The Court of Appeal ruled late last year that cash machines within existing properties – whether internal or external facing – should not be subject to separate business rates bills and instead fall within the overall property’s rates liability.
The decision paved the way for hundreds of millions of pounds of backdated refunds for the hard pressed retail sector and confirmation that there would be no future tax demands.
But retailers were dealt a massive blow before Christmas after hopes of an immediate tax stimulus worth £381.99 million to the sector through reimbursing erroneous bills going back to 1st April 2010 were dashed with the Government agency responsible for business rates petitioning the Supreme Court for leave to appeal paving the way for fresh tax demands to be sent out as appeals were stayed.

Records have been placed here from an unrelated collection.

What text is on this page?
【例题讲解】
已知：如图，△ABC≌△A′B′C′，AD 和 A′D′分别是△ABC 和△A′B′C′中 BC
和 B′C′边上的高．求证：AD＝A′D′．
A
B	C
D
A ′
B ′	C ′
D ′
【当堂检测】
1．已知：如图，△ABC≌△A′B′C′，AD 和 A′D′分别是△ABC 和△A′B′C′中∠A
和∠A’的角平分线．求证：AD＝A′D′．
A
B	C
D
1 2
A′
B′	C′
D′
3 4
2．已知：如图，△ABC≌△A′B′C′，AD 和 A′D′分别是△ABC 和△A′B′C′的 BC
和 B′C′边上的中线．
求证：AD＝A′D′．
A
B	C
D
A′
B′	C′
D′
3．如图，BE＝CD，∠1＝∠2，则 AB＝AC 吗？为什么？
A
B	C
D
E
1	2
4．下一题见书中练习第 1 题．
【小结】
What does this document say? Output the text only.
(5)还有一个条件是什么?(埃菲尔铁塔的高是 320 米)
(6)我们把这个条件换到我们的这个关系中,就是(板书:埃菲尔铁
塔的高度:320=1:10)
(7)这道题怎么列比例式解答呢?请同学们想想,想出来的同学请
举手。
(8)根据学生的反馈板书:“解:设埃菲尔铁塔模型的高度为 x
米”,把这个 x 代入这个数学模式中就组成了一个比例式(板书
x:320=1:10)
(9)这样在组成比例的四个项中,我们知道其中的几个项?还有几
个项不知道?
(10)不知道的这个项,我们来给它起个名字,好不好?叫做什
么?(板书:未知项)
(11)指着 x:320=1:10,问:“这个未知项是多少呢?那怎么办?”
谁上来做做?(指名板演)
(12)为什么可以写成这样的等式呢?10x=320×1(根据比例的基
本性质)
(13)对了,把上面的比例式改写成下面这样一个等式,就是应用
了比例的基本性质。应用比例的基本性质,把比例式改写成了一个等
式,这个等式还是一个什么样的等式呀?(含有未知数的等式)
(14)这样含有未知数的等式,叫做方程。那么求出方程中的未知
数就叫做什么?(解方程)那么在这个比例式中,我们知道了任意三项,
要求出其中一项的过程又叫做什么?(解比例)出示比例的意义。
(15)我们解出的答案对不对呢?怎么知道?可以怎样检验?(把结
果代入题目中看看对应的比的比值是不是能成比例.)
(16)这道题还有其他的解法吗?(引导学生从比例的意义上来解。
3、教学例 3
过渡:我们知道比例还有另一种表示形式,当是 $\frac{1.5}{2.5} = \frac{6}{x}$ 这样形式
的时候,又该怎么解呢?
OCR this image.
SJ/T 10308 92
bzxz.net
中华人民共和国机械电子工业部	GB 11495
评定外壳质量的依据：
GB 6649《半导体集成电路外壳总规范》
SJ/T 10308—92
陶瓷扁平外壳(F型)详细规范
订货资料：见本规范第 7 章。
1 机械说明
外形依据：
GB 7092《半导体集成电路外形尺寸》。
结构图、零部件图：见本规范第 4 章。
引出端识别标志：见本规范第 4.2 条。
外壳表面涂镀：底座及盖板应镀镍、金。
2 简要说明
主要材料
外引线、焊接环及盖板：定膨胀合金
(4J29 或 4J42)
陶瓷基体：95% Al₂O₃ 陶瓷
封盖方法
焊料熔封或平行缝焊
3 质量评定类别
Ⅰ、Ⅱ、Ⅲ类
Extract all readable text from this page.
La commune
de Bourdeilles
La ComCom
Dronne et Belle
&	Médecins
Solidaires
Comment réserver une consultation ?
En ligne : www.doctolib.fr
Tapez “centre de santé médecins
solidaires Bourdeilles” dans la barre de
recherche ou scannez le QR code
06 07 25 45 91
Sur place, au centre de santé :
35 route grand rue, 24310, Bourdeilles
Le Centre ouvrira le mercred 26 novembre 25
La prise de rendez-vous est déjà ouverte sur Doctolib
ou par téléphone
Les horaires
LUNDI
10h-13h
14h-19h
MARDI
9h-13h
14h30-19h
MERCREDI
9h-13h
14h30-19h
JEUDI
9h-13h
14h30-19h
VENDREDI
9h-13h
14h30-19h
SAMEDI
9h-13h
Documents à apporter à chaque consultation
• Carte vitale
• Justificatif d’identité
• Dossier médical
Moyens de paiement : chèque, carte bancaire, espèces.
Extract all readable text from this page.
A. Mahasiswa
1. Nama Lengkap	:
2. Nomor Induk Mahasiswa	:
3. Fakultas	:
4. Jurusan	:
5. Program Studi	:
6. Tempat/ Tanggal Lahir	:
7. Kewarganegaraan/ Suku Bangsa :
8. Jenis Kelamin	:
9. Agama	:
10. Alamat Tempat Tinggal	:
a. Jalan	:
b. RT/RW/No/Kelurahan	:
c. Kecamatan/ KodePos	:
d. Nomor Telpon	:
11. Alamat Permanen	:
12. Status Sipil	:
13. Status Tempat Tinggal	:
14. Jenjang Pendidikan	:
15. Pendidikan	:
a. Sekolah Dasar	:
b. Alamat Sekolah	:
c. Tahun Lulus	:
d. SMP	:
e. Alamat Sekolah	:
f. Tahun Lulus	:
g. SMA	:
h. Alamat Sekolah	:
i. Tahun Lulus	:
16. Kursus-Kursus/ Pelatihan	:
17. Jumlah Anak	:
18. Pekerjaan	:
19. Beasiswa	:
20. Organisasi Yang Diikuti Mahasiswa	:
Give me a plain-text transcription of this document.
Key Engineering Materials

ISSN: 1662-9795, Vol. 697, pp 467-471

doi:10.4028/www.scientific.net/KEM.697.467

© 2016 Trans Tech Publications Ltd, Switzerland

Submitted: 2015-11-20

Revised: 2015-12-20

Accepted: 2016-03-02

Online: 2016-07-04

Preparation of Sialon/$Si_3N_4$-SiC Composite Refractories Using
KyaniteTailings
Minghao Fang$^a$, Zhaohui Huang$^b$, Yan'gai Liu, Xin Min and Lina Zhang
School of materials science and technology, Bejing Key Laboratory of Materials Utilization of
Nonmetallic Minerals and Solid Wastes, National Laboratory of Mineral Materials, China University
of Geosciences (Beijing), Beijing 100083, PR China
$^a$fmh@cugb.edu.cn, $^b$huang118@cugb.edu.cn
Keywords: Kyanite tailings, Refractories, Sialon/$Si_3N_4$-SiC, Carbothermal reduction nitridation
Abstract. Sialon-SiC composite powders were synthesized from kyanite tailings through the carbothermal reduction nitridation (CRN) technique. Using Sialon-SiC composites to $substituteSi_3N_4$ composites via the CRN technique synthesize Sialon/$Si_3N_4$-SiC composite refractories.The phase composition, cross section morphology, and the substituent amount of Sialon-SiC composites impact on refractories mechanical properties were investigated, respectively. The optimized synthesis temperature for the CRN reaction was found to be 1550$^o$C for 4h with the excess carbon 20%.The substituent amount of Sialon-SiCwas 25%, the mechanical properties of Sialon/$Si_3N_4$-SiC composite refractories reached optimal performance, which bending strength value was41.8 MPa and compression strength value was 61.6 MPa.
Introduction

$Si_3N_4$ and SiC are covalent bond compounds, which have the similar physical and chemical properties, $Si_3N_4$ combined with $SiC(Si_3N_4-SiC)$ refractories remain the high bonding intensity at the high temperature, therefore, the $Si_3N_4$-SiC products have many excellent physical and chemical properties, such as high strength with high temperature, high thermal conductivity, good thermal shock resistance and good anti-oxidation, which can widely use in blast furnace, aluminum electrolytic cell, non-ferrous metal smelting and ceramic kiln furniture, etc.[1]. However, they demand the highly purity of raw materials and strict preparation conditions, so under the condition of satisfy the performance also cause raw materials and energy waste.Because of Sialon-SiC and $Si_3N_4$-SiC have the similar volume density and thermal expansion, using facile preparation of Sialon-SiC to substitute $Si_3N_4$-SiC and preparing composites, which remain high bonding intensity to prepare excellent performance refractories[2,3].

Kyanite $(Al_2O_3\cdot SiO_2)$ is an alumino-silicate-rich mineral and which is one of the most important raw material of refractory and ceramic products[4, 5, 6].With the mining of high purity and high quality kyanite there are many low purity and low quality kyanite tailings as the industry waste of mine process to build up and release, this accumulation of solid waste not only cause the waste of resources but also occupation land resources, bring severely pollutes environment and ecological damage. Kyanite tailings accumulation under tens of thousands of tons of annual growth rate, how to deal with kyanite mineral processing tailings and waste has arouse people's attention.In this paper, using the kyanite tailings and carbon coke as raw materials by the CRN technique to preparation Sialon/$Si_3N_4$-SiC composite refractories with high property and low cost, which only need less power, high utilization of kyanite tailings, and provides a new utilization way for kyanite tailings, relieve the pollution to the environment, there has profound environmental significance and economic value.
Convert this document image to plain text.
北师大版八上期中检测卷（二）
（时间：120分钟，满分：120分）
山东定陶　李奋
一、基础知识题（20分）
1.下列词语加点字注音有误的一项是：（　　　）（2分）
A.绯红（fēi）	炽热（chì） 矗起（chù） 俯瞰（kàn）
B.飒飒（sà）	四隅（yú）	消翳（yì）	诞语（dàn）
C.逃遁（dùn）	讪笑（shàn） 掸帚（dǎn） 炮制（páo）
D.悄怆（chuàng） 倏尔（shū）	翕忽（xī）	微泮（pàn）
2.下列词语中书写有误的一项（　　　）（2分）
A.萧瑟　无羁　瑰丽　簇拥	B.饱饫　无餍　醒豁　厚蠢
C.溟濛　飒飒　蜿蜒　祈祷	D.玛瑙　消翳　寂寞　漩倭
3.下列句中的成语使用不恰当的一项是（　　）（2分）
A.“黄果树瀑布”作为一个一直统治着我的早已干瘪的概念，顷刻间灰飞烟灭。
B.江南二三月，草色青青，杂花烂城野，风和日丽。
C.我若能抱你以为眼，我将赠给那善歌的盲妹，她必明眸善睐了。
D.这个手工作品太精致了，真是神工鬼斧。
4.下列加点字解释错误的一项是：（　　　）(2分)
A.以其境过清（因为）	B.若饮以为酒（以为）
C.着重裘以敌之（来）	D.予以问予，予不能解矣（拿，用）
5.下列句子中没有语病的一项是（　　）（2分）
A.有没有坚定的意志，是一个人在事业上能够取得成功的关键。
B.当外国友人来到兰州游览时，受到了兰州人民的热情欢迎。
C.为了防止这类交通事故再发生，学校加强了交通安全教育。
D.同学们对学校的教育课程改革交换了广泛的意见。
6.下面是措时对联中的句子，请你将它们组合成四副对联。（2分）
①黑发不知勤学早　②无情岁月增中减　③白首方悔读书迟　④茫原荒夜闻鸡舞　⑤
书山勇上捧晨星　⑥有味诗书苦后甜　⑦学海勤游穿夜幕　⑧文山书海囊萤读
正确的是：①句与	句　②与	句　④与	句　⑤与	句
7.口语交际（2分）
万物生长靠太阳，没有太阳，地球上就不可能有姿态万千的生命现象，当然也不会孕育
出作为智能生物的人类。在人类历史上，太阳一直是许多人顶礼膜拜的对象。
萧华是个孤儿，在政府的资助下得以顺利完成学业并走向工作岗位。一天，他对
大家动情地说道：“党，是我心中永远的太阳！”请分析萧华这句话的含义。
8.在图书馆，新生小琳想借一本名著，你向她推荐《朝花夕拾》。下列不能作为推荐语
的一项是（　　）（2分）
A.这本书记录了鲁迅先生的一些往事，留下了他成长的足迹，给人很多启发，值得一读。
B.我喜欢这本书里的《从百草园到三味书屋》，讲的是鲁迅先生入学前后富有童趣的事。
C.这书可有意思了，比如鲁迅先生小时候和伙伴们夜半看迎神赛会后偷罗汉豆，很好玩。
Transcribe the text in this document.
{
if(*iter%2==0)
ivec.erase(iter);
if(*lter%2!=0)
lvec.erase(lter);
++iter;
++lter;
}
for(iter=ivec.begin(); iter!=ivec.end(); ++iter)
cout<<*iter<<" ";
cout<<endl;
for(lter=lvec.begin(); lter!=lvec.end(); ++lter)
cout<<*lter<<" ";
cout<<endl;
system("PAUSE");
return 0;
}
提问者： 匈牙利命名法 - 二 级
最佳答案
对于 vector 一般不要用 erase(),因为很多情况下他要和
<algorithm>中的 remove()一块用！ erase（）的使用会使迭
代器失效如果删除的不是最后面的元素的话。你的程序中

Robert Hayton, Head of U.K. Business Rates at Altus Group, points the finger squarely at how Councils are funded for the protracted legal dispute saying, “The amount to be rebated back will place a heavy burden upon stretched Council revenues which could risk local services so the status quo is unsurprising.”
Retailers were left reeling after a decision in 2013 to charge separate business rates on ‘hole in the wall’ cashpoints, which are classed as ‘non-rateable machinery’ and had not previously affected the store’s overall rates bill. Extra bills were then sent to thousands of retailers in 2014 backdated to April 2010.
The controversial change was triggered by an increasing reliance on property taxes by Councils in England who since 2012 have been able to keep 50% of any net increase in business rates as an incentive to support job creation.
This “localism” inspired cash strapped councils to identify additional rateable properties at the same time that the Valuation Office and grocers were in dispute over how cash machines should be assessed.
The number of cash machines being liable for business rates tax in England and Wales then surged from 3,140 in 2010 and now stands at 15,784 on 1st January 2019 according to Altus Group.
Hayton says,“If permission is granted for the Supreme Court to hear the case, realistically, the tax position could be tied up in costly litigation for upto 2 years denying the high street a much needed stimulus. It could also lead to retailers actually withdrawing facilities impeding access to cash as they seek to reduce their rates liabilities.”
In 2018, 757 bank branches closed leading to a heavy consumer dependency on ATM usage at local shops, supermarkets and petrol stations.
Hayton added, “The Government really needs to step in through a policy decision and fund centrally these rebates. Cash machines drive footfall at a time the high street is struggling against internet shopping. Banks are closing branches and people are now facing an uphill battle to access their cash yet retailers continue to be penalised for picking up the slack and providing a vital service.”